Last year, Telstra won the contract for the AU$457 million Queensland government wireless network for use by emergency services during the G20 Leaders Summit on November 15 and 16, and the Commonwealth Games in 2018. This is a dedicated network for emergency services organisations, but, speaking at the Communications Day Congress in Melbourne on Wednesday, Telstra's group managing director of networks Mike Wright said Telstra would also test out providing dedicated spectrum and quality of service to emergency services on its commercial 4G network.
"We ran some trials last year in Brisbane and Perth, and we demonstrated segregated spectrum, and the whole idea of segregated spectrum is you can have some certainty, but we also have the capabilities that if emergency services need more than that, we can actually overflow them into public spectrum and give them priority," he said.
"We've built a demonstration area in Brisbane around G20, and our intention is to kick the tyres with some of the emergency services towards the end of this year to try and understand the capability.
"They'll rely on their government radio network for the base of operations, but they'll be able to come and test.
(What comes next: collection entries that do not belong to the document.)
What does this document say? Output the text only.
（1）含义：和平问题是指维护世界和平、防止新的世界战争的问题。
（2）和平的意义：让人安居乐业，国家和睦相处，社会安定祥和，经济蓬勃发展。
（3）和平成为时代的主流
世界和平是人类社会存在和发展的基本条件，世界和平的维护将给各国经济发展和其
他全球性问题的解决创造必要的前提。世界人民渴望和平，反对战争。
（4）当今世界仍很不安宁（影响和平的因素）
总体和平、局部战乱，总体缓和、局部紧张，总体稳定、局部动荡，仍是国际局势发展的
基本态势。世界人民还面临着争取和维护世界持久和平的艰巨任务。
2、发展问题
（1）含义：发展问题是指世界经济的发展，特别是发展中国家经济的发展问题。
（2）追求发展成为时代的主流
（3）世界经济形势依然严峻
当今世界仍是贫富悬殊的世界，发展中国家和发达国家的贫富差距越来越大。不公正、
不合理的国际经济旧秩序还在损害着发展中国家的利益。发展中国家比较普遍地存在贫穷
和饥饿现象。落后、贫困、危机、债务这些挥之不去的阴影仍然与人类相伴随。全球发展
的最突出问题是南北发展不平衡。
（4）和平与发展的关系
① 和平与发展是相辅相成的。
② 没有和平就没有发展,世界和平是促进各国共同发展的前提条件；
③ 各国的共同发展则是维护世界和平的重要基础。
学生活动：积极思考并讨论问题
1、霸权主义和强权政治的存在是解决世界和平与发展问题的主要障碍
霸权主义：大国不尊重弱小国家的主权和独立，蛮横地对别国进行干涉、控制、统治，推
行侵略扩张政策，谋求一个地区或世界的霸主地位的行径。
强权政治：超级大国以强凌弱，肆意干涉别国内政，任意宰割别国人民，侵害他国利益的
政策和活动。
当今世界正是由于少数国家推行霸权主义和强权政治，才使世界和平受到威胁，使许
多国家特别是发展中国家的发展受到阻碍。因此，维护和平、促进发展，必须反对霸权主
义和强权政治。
We've got dual capability. We've got dedicated spectrum, and we've got priority access areas as well. So we can experiment, we can go in and out of both and just see what happens, and what the functionality is. And hopefully build a foundation for something that is very, very interesting in the future."
Telstra has long argued against dedicated networks for emergency services, arguing over the past few years that the company's own mobile network could be used for emergency situations using dedicated "lanes" to separate emergency traffic from the general public.
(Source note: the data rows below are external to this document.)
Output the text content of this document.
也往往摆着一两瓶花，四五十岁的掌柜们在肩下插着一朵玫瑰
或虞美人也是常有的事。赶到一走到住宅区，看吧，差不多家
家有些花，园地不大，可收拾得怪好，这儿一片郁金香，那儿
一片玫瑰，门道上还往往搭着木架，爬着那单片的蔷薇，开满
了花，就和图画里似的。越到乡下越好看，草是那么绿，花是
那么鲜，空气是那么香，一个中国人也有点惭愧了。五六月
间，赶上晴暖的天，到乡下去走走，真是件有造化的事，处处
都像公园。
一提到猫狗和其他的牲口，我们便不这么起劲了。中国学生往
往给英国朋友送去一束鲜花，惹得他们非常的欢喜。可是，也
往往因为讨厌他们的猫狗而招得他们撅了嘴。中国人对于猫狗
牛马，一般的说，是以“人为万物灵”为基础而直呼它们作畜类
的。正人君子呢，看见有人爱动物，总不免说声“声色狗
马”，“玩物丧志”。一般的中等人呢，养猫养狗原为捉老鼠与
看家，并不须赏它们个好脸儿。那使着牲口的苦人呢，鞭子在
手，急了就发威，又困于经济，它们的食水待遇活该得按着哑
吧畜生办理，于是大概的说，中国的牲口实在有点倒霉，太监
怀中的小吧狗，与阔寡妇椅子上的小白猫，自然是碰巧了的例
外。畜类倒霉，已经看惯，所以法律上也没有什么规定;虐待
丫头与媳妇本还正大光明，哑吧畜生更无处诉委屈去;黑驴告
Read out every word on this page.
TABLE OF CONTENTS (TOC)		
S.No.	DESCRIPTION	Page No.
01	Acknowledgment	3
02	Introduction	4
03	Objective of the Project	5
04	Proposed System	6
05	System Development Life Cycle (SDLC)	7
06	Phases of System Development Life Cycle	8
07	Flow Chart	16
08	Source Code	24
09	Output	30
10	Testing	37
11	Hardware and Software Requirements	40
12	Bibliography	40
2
Wright said that Telstra is constantly focusing on what advances it can make to its networks, and cited the recent trial of 4G antennas on planes delivering average speeds of 10Mbps on the aircraft. While he said that the obvious use would be for in-flight internet access, there is also the possibility that the 4G could be used for spying.
"How else could we use it? There's a lot of talk about drones, and remote control, autonomous aircraft, we could use it for surveillance. It's an interesting concept, and to know it is possible is the beginning of the discussion," he said.
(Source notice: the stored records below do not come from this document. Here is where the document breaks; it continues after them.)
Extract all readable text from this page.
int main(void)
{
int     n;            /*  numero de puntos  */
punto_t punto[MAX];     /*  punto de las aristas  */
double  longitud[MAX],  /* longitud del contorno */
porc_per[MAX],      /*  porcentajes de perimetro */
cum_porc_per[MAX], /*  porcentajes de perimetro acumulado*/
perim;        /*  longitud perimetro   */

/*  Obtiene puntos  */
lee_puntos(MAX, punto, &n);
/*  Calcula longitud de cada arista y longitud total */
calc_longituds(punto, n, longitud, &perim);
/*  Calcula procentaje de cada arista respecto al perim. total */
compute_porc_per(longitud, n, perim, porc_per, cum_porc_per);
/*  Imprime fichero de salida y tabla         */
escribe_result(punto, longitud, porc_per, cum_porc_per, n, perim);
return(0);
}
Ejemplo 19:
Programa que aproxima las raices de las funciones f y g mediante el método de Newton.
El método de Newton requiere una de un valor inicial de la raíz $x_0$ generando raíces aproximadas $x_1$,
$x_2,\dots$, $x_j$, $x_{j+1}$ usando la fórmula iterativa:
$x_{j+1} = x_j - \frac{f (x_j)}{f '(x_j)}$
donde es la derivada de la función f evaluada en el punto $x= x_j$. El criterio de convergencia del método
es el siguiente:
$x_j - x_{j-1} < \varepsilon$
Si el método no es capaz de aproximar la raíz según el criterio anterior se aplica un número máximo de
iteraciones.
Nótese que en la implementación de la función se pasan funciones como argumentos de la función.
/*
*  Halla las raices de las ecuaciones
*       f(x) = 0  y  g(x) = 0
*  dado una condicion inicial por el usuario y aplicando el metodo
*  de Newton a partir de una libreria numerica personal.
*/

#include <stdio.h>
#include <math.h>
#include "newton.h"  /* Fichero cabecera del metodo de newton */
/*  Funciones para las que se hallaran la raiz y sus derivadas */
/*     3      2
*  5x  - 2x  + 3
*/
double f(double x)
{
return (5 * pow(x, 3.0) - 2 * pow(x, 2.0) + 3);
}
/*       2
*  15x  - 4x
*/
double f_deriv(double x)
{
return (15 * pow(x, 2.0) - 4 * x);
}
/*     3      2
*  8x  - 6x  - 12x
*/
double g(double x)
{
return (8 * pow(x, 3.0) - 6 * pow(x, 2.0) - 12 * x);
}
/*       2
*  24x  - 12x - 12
To boost the speed and capacity on the 4G networks, Telstra is turning more to carrier aggregation that combines multiple spectrum channels, but while those tests are still in the early stages, Wright said that Telstra is rolling out a software upgrade to its existing 4G network to boost speed and capacity for all customers.
"The architecture, the antenna configurations, the remote radio units we've installed for the majority of our 4G network are configured, ready to take advantage of 2x4 [multiple input, multiple output]," he said.
Telstra recently conducted some tests, and has seen a 30 percent improvement in speeds and capacity, Wright said.
"Fundamentally, with a software upgrade to an existing network, depending if you're in a metro or rural [area], we can go an add around 30 percent capacity in the existing spectrum band on existing infrastructure," he said.
"That's the best investment we can make, and probably one of the cheapest investments we're making in terms of improving performance. The good news about that is it benefits all existing 1800MHz customers as we activate it."
While Telstra has been testing out other 4G technologies, including LTE-Broadcast, Wright said it is important to start thinking about the next iteration of mobile technology — 5G.
"I think it is a state of mind, more than a reality. But it is important we start that journey and start to think about what 5G will become," he said.
"But for now, the strongest tool we have for maintaining network performance is basically around bandwidth."